Peak Envelope Power is the power related to the peak value of the amplified modulated signal. One simple way to measure your transmitter’s PEP is to apply a single, clean frequency to the mic input. If this tone gives you 100W on normal ALC deflection, your PEP is 100W when you speak into your mike with normal ALC deflection.
I tried this on my FT-2000, and to check the frequency response on the input, I just changed the frequency on the single audio tone. The output was 100 W on 100 Hz, 500 Hz, 1000 Hz, 1500 Hz, and so forth, but dropped some at 3000 Hz. Of course this response is dependent on your EQ settings.

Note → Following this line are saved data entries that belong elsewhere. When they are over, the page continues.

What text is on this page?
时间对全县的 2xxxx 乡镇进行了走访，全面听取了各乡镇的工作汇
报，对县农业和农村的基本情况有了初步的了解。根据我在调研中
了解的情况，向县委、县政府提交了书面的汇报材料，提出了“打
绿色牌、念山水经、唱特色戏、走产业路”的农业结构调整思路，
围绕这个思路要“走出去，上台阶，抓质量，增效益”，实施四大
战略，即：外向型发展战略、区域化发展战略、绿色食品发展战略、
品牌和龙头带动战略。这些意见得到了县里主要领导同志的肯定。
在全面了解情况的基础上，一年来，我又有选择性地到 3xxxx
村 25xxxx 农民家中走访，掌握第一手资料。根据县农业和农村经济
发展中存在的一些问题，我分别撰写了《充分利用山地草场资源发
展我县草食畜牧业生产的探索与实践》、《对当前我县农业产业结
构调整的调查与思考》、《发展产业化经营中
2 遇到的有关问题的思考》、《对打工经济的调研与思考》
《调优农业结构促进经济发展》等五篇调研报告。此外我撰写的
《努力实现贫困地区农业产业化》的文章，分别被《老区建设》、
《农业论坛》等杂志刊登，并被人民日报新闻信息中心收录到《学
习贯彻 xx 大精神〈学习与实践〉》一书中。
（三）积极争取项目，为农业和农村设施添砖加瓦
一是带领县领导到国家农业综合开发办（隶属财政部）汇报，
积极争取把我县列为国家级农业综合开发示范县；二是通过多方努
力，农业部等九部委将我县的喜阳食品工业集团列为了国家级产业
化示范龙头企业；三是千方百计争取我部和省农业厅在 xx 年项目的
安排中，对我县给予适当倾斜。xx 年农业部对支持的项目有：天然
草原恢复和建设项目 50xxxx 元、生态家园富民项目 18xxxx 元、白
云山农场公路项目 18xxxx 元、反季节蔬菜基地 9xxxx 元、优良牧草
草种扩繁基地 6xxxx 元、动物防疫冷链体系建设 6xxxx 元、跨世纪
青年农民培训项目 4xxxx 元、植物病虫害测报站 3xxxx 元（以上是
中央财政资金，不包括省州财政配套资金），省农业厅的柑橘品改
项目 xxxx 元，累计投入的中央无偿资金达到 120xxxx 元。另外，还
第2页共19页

If you apply two tones: Would you expect that your transmitter would be able to supply 100 W to both tones (which would imply that your transmitter would transmit two independent carriers with 100 W in each)? I believe not (unless you have the 200W PEP transmitter). If your watt meter showed 100W when you applied two different audio frequencies to your TX input, wouldn’t that imply that your power meter actually adds the power components in your signal? So if you increased the number of tones to 7, and you still expected that the power meter should give you 100 W – what should then happen if you increased the number of frequencies to 70? Still 100W? When you speak into your mike, you apply a continuum of tones over your available bandwidth, and your power meter will measure the average power in those frequency components – not the sum.
I believe that its common experience that if you increase the bandwidth of your audio signal, your measured average power drops. If you want to be economic, use a narrow audio bandwidth so your available power is concentrated on the part of your voice spectrum that carries information. (That is why CW is so much more effective than SSB).
Several newer transceivers give you the possibility to increase the bandwidth far beyond the standard 2400 Hz that people are used to, and this changes the average power measured with the watt meter on the transceiver. I guess this has confused quite a few hams.
One more trick to try. An ordinary power meter is not able to measure peak power, and it is an instrument that is useless to measure emitted power during speech transmission. One reason is that the needle simply isn’t fast enough.
I applied a single 1000 Hz tone that gave me 100W output. Then I involved a switching of the tone to generate a train of pulses – first slowly, then faster and faster. I knew that the signal was exciting the transmitter to 100 W, but when the duty cycle was less than half a second, the power meter was not able to follow any more. I then turned up the speed by some factors (created a fast train of pulses) and the needle settled at about 20 W – but still the PEP was 100W.
I have a Daiwa CN-101L with a so called PEP selection. During my tests, I proved that this instrument was not able to measure PEP at all. But it has a large condenser that create an overshoot, but that isn’t PEP!